И мальчонка затягивал на высокой ноте:
Бури искушений и бед избави нас, Ангелов первопрестольниче-е,
С любовию и радостию пресветлое торжество свое, совершаю щи-их,
Ты бо еси в бедах великий помощник и в час смерти от злых духов храните-ель
И заступник всех,
вопиющих Твоему и Нашему Владыце и Богу-у.
Аллилуиа!
– Избави нас, избави нас… – повторял Михаил Васильевич проникновенно. – Аллилуиа!..
В первых числах декабря начал подниматься с постели и ходить сначала по спальне, а затем и по дому. В эти дни посетил его капитан первого ранга Чичагов – по указу императрицы он готовил экспедицию из Архангельска на Камчатку и Аляску. О возможности Северного морского пути в навигацию (с мая по сентябрь) Ломоносов говорил уже давно, и его словам наконец-то вняли. Будучи еще здоровым, по весне 1764 года, сделал он доклад на специальном заседании Адмиралтейской коллегии, разъясняя пользу похода и предостерегая от трудностей. Именно тогда Чичагова и назначили, а отплыть было решено в мае 1765-го.

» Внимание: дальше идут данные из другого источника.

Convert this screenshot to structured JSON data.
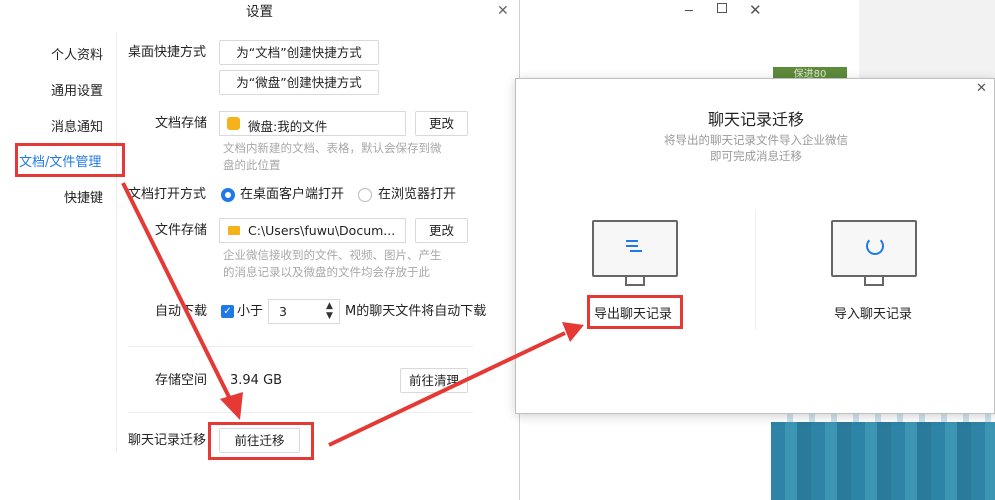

Сам профессор брался изложить все свои наставления на бумаге – от необходимого списка инструментов и оборудования до воззрений на матросскую дисциплину. Вот за этой рукописью и явился командир будущего похода.

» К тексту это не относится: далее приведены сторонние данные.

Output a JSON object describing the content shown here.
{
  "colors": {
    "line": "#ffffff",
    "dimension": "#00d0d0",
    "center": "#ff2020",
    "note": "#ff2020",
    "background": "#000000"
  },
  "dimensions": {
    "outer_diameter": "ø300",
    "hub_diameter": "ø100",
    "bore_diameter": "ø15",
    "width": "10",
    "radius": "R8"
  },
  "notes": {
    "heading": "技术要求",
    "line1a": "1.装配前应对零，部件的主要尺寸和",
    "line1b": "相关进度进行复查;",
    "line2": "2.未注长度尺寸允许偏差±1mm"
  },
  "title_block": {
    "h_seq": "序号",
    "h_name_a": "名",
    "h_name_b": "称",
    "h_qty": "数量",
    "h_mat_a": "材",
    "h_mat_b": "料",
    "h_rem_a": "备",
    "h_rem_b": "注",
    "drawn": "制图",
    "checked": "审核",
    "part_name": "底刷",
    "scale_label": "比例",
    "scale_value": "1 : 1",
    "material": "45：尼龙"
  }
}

Был он худощав, но крепок, с узким, улыбчивым лицом и смеющимися голубыми глазами. Больше походил не на моряка, а на светского жуира, музыканта или философа. Говорил немного, вроде каждое слово взвешивал. Ломоносов, напротив, поучал охотно и рьяно. Он еще подростком с отцом ходил по Белому морю, знал и обстановку, и все порядки на корабле, северную фауну.

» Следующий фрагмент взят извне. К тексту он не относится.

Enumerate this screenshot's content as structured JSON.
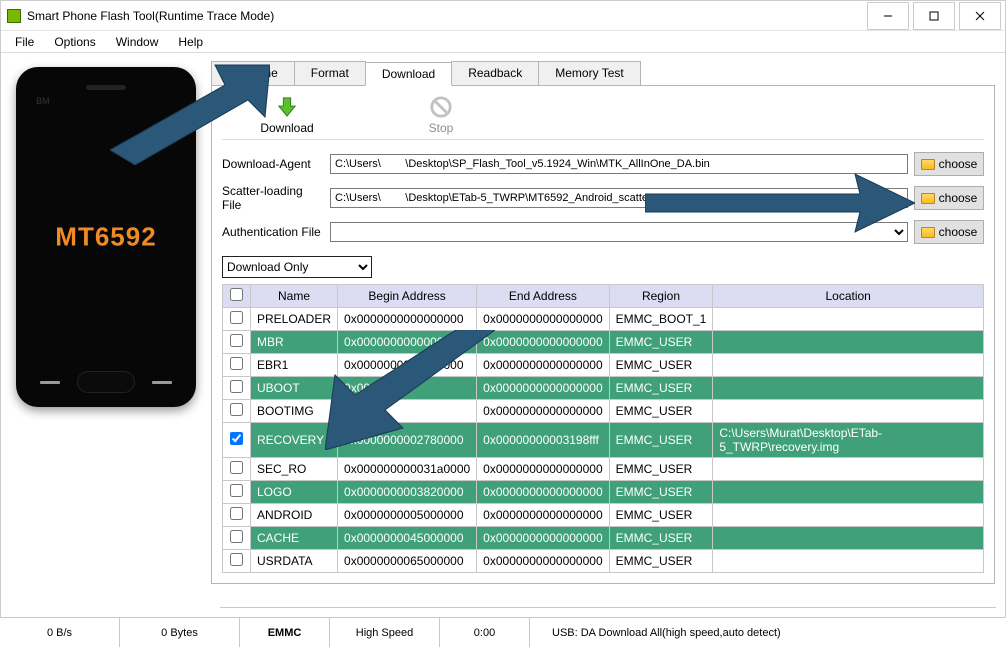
{
  "window": {
    "title": "Smart Phone Flash Tool(Runtime Trace Mode)"
  },
  "menu": {
    "file": "File",
    "options": "Options",
    "window": "Window",
    "help": "Help"
  },
  "phone": {
    "chip": "MT6592",
    "brand": "BM"
  },
  "tabs": {
    "welcome": "Welcome",
    "format": "Format",
    "download": "Download",
    "readback": "Readback",
    "memory": "Memory Test"
  },
  "toolbar": {
    "download": "Download",
    "stop": "Stop"
  },
  "filerows": {
    "da_label": "Download-Agent",
    "da_path": "C:\\Users\\        \\Desktop\\SP_Flash_Tool_v5.1924_Win\\MTK_AllInOne_DA.bin",
    "scatter_label": "Scatter-loading File",
    "scatter_path": "C:\\Users\\        \\Desktop\\ETab-5_TWRP\\MT6592_Android_scatter.txt",
    "auth_label": "Authentication File",
    "auth_path": "",
    "choose": "choose"
  },
  "mode": {
    "selected": "Download Only"
  },
  "table": {
    "headers": {
      "name": "Name",
      "begin": "Begin Address",
      "end": "End Address",
      "region": "Region",
      "location": "Location"
    },
    "rows": [
      {
        "checked": false,
        "hl": false,
        "name": "PRELOADER",
        "begin": "0x0000000000000000",
        "end": "0x0000000000000000",
        "region": "EMMC_BOOT_1",
        "location": ""
      },
      {
        "checked": false,
        "hl": true,
        "name": "MBR",
        "begin": "0x0000000000000000",
        "end": "0x0000000000000000",
        "region": "EMMC_USER",
        "location": ""
      },
      {
        "checked": false,
        "hl": false,
        "name": "EBR1",
        "begin": "0x0000000000080000",
        "end": "0x0000000000000000",
        "region": "EMMC_USER",
        "location": ""
      },
      {
        "checked": false,
        "hl": true,
        "name": "UBOOT",
        "begin": "0x0000000",
        "end": "0x0000000000000000",
        "region": "EMMC_USER",
        "location": ""
      },
      {
        "checked": false,
        "hl": false,
        "name": "BOOTIMG",
        "begin": "0x000",
        "end": "0x0000000000000000",
        "region": "EMMC_USER",
        "location": ""
      },
      {
        "checked": true,
        "hl": true,
        "name": "RECOVERY",
        "begin": "0x0000000002780000",
        "end": "0x00000000003198fff",
        "region": "EMMC_USER",
        "location": "C:\\Users\\Murat\\Desktop\\ETab-5_TWRP\\recovery.img"
      },
      {
        "checked": false,
        "hl": false,
        "name": "SEC_RO",
        "begin": "0x000000000031a0000",
        "end": "0x0000000000000000",
        "region": "EMMC_USER",
        "location": ""
      },
      {
        "checked": false,
        "hl": true,
        "name": "LOGO",
        "begin": "0x0000000003820000",
        "end": "0x0000000000000000",
        "region": "EMMC_USER",
        "location": ""
      },
      {
        "checked": false,
        "hl": false,
        "name": "ANDROID",
        "begin": "0x0000000005000000",
        "end": "0x0000000000000000",
        "region": "EMMC_USER",
        "location": ""
      },
      {
        "checked": false,
        "hl": true,
        "name": "CACHE",
        "begin": "0x0000000045000000",
        "end": "0x0000000000000000",
        "region": "EMMC_USER",
        "location": ""
      },
      {
        "checked": false,
        "hl": false,
        "name": "USRDATA",
        "begin": "0x0000000065000000",
        "end": "0x0000000000000000",
        "region": "EMMC_USER",
        "location": ""
      }
    ]
  },
  "status": {
    "speed": "0 B/s",
    "bytes": "0 Bytes",
    "storage": "EMMC",
    "mode": "High Speed",
    "time": "0:00",
    "usb": "USB: DA Download All(high speed,auto detect)"
  }
}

– Как дойдете до Шпицбергена, – развивал ученый свои мысли, – отловите на каждое судно по ворону или же другой какой птице, токмо не водоплавающей. Будучи во льдах, выпускайте пернатых на волю: ежели земля близко – к ней и полетят, вы за ними; ежели земля далеко – покружатся и возвратятся назад. Или если чайку заметите с рыбой в клюве – знайте: полетит она тоже к берегу, дабы птенчиков своих покормить.
А насчет дисциплины был неумолим:
– Не давайте послаблений команде никаких. Как почуют нерешительность капитана – всё, пиши пропало. Гибель предприятию. Недовольство, ропот пресекать в корне. А зачинщиков сразу ковать в железо. Коли не раскаются – выдворять с корабля в первом же увиденном местном поселении. А особо упорных предавать смерти без пощады, по Морскому уставу.
Чичагов сомневался:
– Но со строгостью тоже палку перегибать опасно.
– Так само собою. Тех, кто спор в работе и со рвением исполняет приказы – поощрять всенепременно. Порции прибавлять. И хвалить пред строем. Люди это ценят.